The prophecy describes the monasticism of the future as very bleak. In summary, the monks of the future will be entirely corrupt and given over to vice. It is written in the context of someone describing how Abba Moses is having various visions of these future monks being given over to vice. It is written with such generalizations, that it can almost be compared to a horoscope. There are no specifics given. If you pictured the future of monasticism in the worst case scenario, then what you would imagine is generally described in this prophecy. But then it says that after a period of persecution for these monks by heretics, a time of peace will come for a short time, only to take on a second wave some time after, and this second wave of temptations and persecution will be worse than the first. During this second wave monks will be committing fornication with nuns, and priests will be committing adultery, and they will be condemned to hell.

It is at this point in the prophecy where something curious is written. It says that "this will take place because today they are preaching to abolish the fasts." This is followed by a long quote from Zechariah 8:19-23 in the context that Christians should keep the fasts of the Church and should obey the canons establishing these fasts. This is a very important clue revealing when this prophecy was written. In the fourth century, there weren't any ecclesiastical canons establishing fasts for the Church, but each monastery had its own rule for fasting practices. Many centuries would pass until we got established canons approved by universally acknowledged synods for the various fasts of the Church. Plus, there was never an issue in the Church and more so in monasteries regarding abolishing the fasts until we got into the nineteenth century, though this increased in the early twentieth century. So when the prophecy says that it is because "today they are preaching", it wants us to believe that this was being preached in the fourth century, when it absolutely was not.

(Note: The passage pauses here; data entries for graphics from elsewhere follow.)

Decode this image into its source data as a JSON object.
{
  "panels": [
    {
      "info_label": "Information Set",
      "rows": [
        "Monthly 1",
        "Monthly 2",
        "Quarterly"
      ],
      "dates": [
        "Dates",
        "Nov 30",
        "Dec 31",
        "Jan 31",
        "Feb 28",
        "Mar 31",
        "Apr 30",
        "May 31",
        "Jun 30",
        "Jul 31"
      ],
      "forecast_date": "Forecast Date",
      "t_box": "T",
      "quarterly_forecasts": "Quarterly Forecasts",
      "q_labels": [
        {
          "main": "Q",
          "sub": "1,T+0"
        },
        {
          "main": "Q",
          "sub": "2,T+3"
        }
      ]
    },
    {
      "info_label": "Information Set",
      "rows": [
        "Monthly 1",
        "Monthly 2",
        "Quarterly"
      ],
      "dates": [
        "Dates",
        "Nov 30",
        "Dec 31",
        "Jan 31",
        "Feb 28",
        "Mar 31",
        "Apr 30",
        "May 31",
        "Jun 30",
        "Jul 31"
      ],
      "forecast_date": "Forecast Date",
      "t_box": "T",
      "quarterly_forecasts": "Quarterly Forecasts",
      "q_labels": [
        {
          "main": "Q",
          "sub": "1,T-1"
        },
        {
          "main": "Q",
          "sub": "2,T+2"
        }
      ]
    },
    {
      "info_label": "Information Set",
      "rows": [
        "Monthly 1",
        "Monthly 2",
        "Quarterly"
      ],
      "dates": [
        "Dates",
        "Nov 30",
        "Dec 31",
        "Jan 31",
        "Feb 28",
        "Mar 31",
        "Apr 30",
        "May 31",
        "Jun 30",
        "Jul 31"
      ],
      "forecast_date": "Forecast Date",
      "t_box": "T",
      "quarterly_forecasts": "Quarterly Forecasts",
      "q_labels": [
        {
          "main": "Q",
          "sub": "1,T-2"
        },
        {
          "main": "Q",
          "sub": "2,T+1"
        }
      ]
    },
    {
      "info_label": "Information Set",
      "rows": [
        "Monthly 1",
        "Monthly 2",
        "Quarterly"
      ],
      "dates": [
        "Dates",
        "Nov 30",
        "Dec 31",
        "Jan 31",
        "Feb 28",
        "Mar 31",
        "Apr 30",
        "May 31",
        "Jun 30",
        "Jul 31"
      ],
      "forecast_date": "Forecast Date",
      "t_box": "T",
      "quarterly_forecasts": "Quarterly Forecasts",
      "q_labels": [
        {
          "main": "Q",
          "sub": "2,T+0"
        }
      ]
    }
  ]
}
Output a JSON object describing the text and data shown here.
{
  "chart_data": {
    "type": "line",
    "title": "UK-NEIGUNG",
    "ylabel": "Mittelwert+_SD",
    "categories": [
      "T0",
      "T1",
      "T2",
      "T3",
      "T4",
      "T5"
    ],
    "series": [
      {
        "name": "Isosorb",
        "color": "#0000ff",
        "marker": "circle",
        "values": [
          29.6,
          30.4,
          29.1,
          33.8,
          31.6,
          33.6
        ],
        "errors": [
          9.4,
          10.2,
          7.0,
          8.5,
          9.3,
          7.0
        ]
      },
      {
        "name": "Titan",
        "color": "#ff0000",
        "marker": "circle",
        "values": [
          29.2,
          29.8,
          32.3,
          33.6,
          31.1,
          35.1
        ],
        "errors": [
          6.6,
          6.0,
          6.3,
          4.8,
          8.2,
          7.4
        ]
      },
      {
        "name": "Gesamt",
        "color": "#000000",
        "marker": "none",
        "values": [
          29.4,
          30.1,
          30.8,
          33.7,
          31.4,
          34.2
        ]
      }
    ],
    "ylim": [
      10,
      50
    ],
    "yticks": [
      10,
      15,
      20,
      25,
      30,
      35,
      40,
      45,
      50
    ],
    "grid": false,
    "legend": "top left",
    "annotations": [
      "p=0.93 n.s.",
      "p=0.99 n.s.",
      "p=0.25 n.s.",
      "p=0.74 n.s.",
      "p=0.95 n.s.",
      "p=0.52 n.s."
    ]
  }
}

From all that we have analyzed, my assessment of this alleged prophecy is that it is a forgery. That we are informed of this manuscript in 1895, tells me it probably dates to the mid-nineteenth century, at the latest. This prophecy is a warning to monks to not abolish the fasts of the Church, but to keep them strictly, otherwise they will be given over to the pleasures of the flesh, which will condemn them to hell. Such a prophecy, like many circulating today among Orthodox, indicates by its contents that it is of a modern origin. The fact that it dates the future events to 650 A.D. is to probably indicate that Abba Moses the Ethiopian a few centuries prior foretold the coming of Iconoclasm (which actually began in the eighth century), which was to come in two waves, the second being worse than the first, and the persecution was indeed primarily aimed against the monasteries. This indicates that the author in the nineteenth century was probably warning the monks of his day and of the future, that if they abolished the fasts of the Church, then they will suffer like the monastics under Iconoclasm. Though by such an odd comparison, it is almost condemning the monks that suffered under Iconoclasm.